AUTHOR=Jia Jinchao , Wang Mengyan , Ma Yuning , Teng Jialin , Shi Hui , Liu Honglei , Sun Yue , Su Yutong , Meng Jianfen , Chi Huihui , Chen Xia , Cheng Xiaobing , Ye Junna , Liu Tingting , Wang Zhihong , Wan Liyan , Zhou Zhuochao , Wang Fan , Yang Chengde , Hu Qiongyi TITLE=Circulating Neutrophil Extracellular Traps Signature for Identifying Organ Involvement and Response to Glucocorticoid in Adult-Onset Still’s Disease: A Machine Learning Study JOURNAL=Frontiers in Immunology VOLUME=11 YEAR=2020 URL=https://www.frontiersin.org/journals/immunology/articles/10.3389/fimmu.2020.563335 DOI=10.3389/fimmu.2020.563335 ISSN=1664-3224 ABSTRACT=

Adult-onset Still’s disease (AOSD) is an autoinflammatory disease with multisystem involvement. Early identification of patients with severe complications and those refractory to glucocorticoid is crucial to improve therapeutic strategy in AOSD. Exaggerated neutrophil activation and enhanced formation of neutrophil extracellular traps (NETs) in patients with AOSD were found to be closely associated with etiopathogenesis.
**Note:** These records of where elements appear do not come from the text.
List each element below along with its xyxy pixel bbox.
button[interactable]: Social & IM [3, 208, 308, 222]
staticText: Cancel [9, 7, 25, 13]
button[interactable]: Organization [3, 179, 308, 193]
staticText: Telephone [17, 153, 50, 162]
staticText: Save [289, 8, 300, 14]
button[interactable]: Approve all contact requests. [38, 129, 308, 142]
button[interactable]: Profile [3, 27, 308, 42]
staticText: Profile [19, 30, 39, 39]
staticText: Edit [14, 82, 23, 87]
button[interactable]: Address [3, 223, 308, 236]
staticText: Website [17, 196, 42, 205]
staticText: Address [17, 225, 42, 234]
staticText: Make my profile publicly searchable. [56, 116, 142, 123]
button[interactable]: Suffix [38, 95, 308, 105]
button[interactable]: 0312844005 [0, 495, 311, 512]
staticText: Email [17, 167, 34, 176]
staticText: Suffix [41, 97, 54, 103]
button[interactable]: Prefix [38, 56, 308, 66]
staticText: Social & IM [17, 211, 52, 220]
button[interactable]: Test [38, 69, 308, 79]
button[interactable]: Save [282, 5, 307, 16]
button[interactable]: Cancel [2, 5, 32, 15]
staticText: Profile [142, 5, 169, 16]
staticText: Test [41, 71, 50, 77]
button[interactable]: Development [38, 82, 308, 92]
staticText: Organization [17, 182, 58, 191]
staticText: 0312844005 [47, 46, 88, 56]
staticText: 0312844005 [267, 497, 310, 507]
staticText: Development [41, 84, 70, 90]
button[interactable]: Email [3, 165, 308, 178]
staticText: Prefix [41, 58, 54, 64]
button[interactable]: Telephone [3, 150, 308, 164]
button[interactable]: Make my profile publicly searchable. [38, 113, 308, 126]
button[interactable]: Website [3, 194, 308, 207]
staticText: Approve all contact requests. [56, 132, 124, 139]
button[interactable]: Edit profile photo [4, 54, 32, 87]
In this study, we aim to investigate, to our knowledge for the first time, the clinical value of circulating NETs by machine learning to distinguish AOSD patients with organ involvement and refractory to glucocorticoid. Plasma samples were used to measure cell-free DNA, NE-DNA, MPO-DNA, and citH3-DNA complexes from training and validation sets. The training set included 40 AOSD patients and 24 healthy controls (HCs), and the validation set included 26 AOSD patients and 16 HCs. Support vector machines (SVM) were used for modeling and validation of circulating NETs signature for the diagnosis of AOSD and identifying patients refractory to low-dose glucocorticoid treatment. The training set was used to build a model, and the validation set was used to test the predictive capacity of the model. A total of four circulating NETs showed similar trends in different individuals and could distinguish patients with AOSD from HCs by SVM (AUC value: 0.88). Circulating NETs in plasma were closely correlated with systemic score, laboratory tests, and cytokines. Moreover, circulating NETs had the potential to distinguish patients with liver and cardiopulmonary system involvement. Furthermore, the AUC value of combined NETs to identify patients who were refractory to low-dose glucocorticoid was 0.917. In conclusion, circulating NETs signature provide added clinical value in monitoring AOSD patients. It may provide evidence to predict who is prone to be refractory to low-dose glucocorticoid and help to make efficient therapeutic strategy.